Hacker News new | ask | show | jobs
by joebadmo 5346 days ago
I'm skeptical about Siri. My wife got an iPhone 4S on opening weekend, and we both did the requisite amount of playing with the new feature, and it was amusing, but after the first couple of days she pretty much abandoned it.

There are some reliability problems, but I think the main problem is that Siri still lives firmly in the AI uncanny valley. Which is exacerbated by the way that Apple presents Siri, i.e. as AI.

With a clearly defined set of commands, you can be confident about what's going to work and what isn't. And if you try something that isn't a command, you relegate the failure to "oh, that's not a command." But with Siri, because it's presented as an anthropomorphized, intelligent agent, it makes the failure feel a lot more brittle and frustrating.

For example, "What's my next appointment?" works, but "When's my dentist appointment?" doesn't. Why not? Well, I know why not, and you probably know. It's because it's really, really, really not AI, and unless we make some kind of breakthrough on strong AI, it's not going to be for a long time. But my wife doesn't know that. All she knows is that Siri is cool when it works, but is actually pretty stupid a lot of the time. Which means she's not reliable, which is important because Siri is most useful when it must be most reliable, like when you're in a rush.

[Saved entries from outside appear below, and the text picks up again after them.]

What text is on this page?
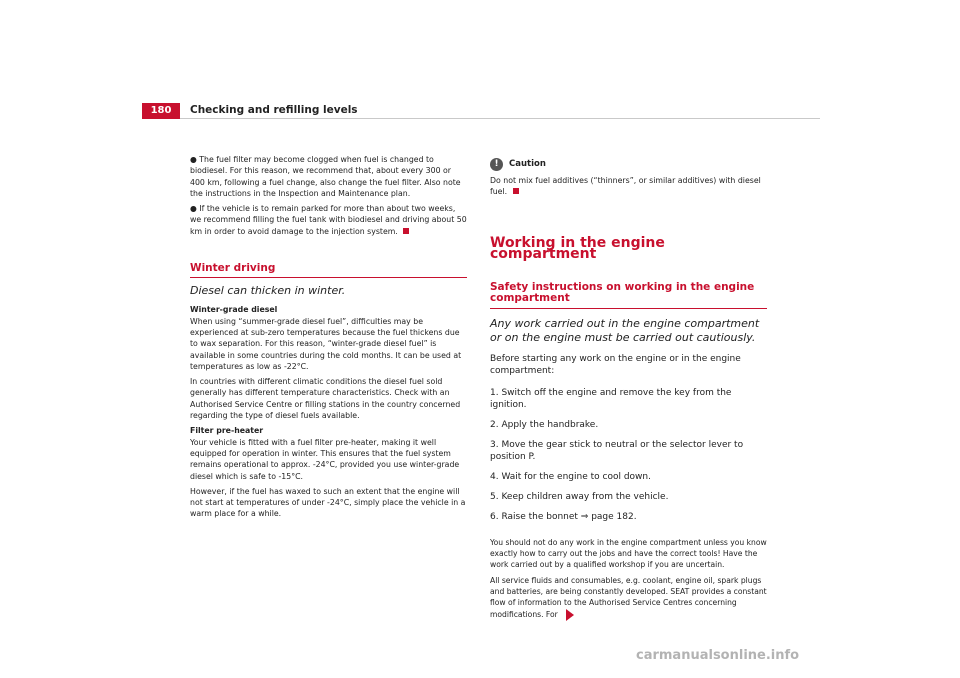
180	Checking and refilling levels

● The fuel filter may become clogged when fuel is changed to biodiesel. For this reason, we recommend that, about every 300 or 400 km, following a fuel change, also change the fuel filter. Also note the instructions in the Inspection and Maintenance plan.

● If the vehicle is to remain parked for more than about two weeks, we recommend filling the fuel tank with biodiesel and driving about 50 km in order to avoid damage to the injection system.

Winter driving
Diesel can thicken in winter.

Winter-grade diesel

When using “summer-grade diesel fuel”, difficulties may be experienced at sub-zero temperatures because the fuel thickens due to wax separation. For this reason, “winter-grade diesel fuel” is available in some countries during the cold months. It can be used at temperatures as low as -22°C.

In countries with different climatic conditions the diesel fuel sold generally has different temperature characteristics. Check with an Authorised Service Centre or filling stations in the country concerned regarding the type of diesel fuels available.

Filter pre-heater

Your vehicle is fitted with a fuel filter pre-heater, making it well equipped for operation in winter. This ensures that the fuel system remains operational to approx. -24°C, provided you use winter-grade diesel which is safe to -15°C.

However, if the fuel has waxed to such an extent that the engine will not start at temperatures of under -24°C, simply place the vehicle in a warm place for a while.

!	Caution

Do not mix fuel additives (“thinners”, or similar additives) with diesel fuel.

Working in the engine compartment
Safety instructions on working in the engine compartment
Any work carried out in the engine compartment or on the engine must be carried out cautiously.
Before starting any work on the engine or in the engine compartment:
1. Switch off the engine and remove the key from the ignition.
2. Apply the handbrake.
3. Move the gear stick to neutral or the selector lever to position P.
4. Wait for the engine to cool down.
5. Keep children away from the vehicle.
6. Raise the bonnet ⇒ page 182.

You should not do any work in the engine compartment unless you know exactly how to carry out the jobs and have the correct tools! Have the work carried out by a qualified workshop if you are uncertain.

All service fluids and consumables, e.g. coolant, engine oil, spark plugs and batteries, are being constantly developed. SEAT provides a constant flow of information to the Authorised Service Centres concerning modifications. For

carmanualsonline.info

Apple will certainly continue to add commands and make Siri smarter and smarter, but this will necessarily be incremental, and that failure will always feel brittle to lay users.

[edit: btw, John Siracusa talks a bit about this on the most recent Hypercritical: http://5by5.tv/hypercritical/39-quasimodo-backpack]

5 comments

I can't shake the feeling that the Siri of today is like the app ecosystem of the iPhone 1.

• That Apple has a really solid plan for this feature, and we're only seeing the very beginning of it now — the phase where we are introduced to the interface, before they blow the lid off and open it up to every imaginable use-case.

• That it will be significantly improved before most people ever buy a supporting device, so the handful of customers being burned by the somewhat-lacking version 1 product are vastly outnumbered by the people who get their first taste of the mature, fully-realized vision.

Unlike some of Apple's other features, UI, Apps, and operating software, Siri is not something that will be easy to improve. Siri represents the cumulative efforts of decades of computer science research by numerous public and private entities.

While it's easy to add more voice actions, making advances on the underlying technologies will require additional decades of hard computer science research. Apple, having no R&D division, will not likely even contribute to this.

Unless your main complaint is a lack of canned question types that it can answer, you won't likely see the fast improvements you are expecting in the next few years.

I'd also observe that "let's create an 'AI' by piling on the special cases until we have a generally-capable tool" has been tried numerous times, and it's a known failure case. After a certain point, the piled-on rules being negatively interacting with each other, and it requires one of 1. true AI (thus begging the question) or 2. treating the set of rules as one of the quirkiest programming languages ever to make effective use of it.

Many people are speculating about how wonderful Siri will be in the (near) future; I'd submit that the evidence suggests that it has pretty much come out of the gate with all the power it's going to have for the foreseeable future. Natural language querying seems to have been stuck at the same plateau for a long time, just like voice recognition technology has been.

Maybe for domain independent stuff, but for a domain specific thing (like scheduling), I think heuristics could go a long way. Yes, it's like a programming language, and yes, it has quirks.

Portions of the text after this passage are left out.